The way that steroids work in MS is not fully understood, but we expect them to:
- reduce the inflammation
- shorten the duration of the relapse
- speed up recovery from the relapse
Steroids don’t affect the outcome of a relapse – any difficulty or disability that might result from a relapse.
There are a number of side effects of steroids – as there are with all drug treatments. The possible effects of the drug must be weighed against the possible side effects, ideally in discussion with your MS nurse, GP or neurologist. However, steroids are generally well tolerated when given to treat relapses, and side effects are normally short-lived:
- mood alteration (up or down)
- altered sleep pattern (often difficulty in falling asleep)

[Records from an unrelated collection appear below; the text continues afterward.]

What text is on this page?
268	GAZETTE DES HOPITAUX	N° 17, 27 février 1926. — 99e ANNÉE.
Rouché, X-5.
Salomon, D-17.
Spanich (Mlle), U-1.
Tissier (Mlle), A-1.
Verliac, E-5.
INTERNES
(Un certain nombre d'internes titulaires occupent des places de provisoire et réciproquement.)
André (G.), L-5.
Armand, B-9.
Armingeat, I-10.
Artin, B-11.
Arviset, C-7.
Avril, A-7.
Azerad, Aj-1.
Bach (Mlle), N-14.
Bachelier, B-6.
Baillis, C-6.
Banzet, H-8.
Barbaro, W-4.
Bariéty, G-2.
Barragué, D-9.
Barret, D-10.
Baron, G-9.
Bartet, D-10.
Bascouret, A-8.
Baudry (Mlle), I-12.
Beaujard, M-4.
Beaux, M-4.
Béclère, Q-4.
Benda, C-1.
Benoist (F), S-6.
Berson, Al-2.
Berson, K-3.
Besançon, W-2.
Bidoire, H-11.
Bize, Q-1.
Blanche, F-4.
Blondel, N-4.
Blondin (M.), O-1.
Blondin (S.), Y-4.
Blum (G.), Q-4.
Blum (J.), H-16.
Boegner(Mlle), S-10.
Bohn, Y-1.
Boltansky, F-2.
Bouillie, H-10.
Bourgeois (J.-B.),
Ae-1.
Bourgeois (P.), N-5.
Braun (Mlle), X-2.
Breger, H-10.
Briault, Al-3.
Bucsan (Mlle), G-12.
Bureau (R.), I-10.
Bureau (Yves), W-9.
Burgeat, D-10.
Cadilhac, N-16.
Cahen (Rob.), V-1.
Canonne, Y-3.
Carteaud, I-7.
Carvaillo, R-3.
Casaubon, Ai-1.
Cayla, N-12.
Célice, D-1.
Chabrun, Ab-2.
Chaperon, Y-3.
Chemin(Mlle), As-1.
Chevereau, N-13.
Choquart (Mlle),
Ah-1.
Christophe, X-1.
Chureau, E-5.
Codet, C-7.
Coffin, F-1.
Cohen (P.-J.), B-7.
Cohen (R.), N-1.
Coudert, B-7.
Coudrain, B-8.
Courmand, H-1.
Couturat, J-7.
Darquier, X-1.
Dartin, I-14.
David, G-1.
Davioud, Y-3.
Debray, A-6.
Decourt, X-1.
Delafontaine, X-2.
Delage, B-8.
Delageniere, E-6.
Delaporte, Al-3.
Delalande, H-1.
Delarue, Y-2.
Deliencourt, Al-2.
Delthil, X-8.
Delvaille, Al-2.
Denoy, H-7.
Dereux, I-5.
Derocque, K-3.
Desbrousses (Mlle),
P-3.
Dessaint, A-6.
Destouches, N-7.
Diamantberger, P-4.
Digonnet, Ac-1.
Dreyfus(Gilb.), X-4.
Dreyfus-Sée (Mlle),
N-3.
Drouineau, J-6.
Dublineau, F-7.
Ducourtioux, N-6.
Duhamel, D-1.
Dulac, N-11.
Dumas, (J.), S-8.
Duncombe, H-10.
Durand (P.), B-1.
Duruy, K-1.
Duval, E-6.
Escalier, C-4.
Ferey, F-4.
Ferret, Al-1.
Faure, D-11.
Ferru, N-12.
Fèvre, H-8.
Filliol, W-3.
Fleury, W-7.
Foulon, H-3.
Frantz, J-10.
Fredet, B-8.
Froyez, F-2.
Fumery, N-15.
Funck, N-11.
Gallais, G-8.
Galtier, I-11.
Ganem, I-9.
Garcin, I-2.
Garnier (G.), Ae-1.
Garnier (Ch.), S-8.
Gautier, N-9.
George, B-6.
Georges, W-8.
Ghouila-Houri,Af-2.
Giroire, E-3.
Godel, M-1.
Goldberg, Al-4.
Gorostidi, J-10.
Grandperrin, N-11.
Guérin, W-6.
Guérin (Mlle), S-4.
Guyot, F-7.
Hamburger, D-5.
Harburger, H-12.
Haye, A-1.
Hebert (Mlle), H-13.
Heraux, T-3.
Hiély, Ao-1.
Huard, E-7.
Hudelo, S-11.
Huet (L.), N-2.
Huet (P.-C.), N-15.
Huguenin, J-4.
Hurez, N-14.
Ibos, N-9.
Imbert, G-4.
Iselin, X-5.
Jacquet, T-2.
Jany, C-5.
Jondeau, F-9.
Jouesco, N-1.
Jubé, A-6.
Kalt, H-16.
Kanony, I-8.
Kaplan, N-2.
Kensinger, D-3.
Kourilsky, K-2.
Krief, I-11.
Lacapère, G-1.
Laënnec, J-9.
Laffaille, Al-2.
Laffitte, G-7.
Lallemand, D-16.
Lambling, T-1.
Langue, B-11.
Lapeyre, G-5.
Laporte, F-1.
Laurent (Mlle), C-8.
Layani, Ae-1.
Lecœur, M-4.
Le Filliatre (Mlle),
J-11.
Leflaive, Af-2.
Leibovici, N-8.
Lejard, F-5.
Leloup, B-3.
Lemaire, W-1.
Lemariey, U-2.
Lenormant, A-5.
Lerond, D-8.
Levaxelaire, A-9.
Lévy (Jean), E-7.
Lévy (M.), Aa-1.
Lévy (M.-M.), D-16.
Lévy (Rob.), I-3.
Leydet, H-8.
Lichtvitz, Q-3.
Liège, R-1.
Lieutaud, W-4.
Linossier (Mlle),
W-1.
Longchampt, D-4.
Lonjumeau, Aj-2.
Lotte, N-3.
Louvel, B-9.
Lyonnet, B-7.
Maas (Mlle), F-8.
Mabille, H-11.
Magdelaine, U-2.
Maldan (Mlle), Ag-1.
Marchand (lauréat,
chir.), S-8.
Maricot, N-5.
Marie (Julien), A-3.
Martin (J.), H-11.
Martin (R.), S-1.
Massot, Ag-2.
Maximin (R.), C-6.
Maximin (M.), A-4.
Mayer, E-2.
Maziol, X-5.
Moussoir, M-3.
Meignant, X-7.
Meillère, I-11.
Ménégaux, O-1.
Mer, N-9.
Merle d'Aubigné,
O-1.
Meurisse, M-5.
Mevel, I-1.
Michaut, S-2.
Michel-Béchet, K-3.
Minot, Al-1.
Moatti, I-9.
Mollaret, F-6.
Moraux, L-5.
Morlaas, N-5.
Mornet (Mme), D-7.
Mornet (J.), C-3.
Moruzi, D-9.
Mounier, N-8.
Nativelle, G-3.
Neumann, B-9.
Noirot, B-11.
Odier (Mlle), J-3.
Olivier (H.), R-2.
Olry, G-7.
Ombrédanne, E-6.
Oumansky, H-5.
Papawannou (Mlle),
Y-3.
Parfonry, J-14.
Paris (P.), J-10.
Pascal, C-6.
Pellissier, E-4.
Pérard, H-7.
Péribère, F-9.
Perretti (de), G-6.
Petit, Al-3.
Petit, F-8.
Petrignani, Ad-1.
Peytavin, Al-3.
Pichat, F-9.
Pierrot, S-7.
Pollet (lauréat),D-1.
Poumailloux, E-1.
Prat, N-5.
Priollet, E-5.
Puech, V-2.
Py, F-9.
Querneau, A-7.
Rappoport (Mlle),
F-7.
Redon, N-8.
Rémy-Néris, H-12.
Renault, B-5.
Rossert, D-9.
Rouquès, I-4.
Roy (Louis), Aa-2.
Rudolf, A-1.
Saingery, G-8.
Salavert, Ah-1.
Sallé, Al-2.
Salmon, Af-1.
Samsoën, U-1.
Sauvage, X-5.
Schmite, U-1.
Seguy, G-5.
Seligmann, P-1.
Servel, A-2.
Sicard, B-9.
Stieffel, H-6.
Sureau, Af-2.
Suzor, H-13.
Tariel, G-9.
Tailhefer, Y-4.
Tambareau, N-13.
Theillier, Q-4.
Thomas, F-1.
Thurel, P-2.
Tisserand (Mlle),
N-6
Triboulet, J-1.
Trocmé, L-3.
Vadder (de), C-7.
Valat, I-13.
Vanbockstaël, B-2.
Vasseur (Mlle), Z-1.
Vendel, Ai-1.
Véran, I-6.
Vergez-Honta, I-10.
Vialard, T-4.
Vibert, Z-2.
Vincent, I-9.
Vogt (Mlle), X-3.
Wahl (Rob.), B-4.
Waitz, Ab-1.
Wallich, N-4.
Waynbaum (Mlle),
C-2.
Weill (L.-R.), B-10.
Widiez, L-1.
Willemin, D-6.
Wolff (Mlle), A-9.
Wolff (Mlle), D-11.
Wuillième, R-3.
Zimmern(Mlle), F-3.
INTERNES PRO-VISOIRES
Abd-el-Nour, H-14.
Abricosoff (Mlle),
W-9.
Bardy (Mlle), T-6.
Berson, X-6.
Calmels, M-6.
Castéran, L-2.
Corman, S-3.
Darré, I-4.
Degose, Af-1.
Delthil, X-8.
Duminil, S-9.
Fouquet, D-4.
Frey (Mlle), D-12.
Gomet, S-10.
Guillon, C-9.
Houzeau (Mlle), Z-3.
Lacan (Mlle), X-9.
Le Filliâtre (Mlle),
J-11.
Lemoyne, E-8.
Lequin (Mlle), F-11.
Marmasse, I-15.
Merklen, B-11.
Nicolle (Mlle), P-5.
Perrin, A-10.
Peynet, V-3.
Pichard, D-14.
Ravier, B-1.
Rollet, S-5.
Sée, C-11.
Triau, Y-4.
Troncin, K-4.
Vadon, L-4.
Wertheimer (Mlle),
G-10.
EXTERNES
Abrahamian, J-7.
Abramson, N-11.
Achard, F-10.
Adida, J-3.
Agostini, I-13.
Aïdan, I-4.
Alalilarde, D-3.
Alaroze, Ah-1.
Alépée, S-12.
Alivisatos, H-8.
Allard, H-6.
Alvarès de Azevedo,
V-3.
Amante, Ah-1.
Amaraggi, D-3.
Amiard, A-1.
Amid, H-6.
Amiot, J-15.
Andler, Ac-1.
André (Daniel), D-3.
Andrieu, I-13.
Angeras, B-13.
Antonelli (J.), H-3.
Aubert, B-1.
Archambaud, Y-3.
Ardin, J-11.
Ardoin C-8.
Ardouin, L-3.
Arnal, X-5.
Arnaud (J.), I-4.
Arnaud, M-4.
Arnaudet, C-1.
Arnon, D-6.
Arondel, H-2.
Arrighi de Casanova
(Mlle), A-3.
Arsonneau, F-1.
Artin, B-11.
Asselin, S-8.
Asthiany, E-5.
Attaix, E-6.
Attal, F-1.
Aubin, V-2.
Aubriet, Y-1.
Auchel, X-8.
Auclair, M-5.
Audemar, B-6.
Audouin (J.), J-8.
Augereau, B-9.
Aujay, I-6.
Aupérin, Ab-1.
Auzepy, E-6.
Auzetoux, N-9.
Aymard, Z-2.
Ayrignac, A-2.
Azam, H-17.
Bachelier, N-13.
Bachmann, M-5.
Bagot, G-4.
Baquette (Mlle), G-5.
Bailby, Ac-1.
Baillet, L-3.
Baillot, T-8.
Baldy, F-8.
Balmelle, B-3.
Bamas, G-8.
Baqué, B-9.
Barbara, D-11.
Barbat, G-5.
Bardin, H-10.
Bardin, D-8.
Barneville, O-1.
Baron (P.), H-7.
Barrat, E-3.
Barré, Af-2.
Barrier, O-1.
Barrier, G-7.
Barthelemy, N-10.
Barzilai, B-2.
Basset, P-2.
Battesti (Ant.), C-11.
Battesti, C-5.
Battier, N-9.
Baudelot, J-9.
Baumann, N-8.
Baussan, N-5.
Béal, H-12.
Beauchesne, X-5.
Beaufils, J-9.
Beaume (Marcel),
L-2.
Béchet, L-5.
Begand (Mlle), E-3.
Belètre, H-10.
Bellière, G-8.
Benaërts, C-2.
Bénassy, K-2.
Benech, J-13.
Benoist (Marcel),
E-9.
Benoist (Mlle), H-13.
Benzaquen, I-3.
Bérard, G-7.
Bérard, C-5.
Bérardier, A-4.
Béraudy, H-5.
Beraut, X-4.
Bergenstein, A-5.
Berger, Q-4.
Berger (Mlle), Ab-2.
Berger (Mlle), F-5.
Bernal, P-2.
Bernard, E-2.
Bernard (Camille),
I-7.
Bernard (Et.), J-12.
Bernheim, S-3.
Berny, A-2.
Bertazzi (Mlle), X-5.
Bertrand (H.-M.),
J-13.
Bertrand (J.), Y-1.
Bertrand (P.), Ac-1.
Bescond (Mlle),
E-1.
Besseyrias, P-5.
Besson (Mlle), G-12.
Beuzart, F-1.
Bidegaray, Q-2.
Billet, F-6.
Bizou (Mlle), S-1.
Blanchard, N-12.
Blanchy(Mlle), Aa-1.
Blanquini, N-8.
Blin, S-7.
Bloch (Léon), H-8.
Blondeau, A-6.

- upset stomach or gut – including feeling nauseous
- palpitations (faster than normal heart rate)
- metallic taste in the mouth
- increased appetite
- weight gain (usually short-term)
- flushing/ reddening of the face
- ankle swelling
- acne (temporary)
My Dad took the prescription from the Neurologist who was still in the room & went to collect the tablets from the pharmacy before they closed.
The appointment came to an end. I was told to take the tablets in the morning along with another tablet that was prescribed to protect my stomach.
I was told I would require a follow up appointment and the details for this would be sent to me in the post. The nurse made sure I had all the information that I was given at the beginning of the appointment and advised me that I would have to do a few things…
- I had to advise DVLA of my diagnosis
- I wasn’t allowed to drive until my vision returned to normal
- I should get in touch with
- If I had Critical Illness cover I should
After my Dad returned we made our way to the car, all very quiet. What could be said! I think we were all in shock!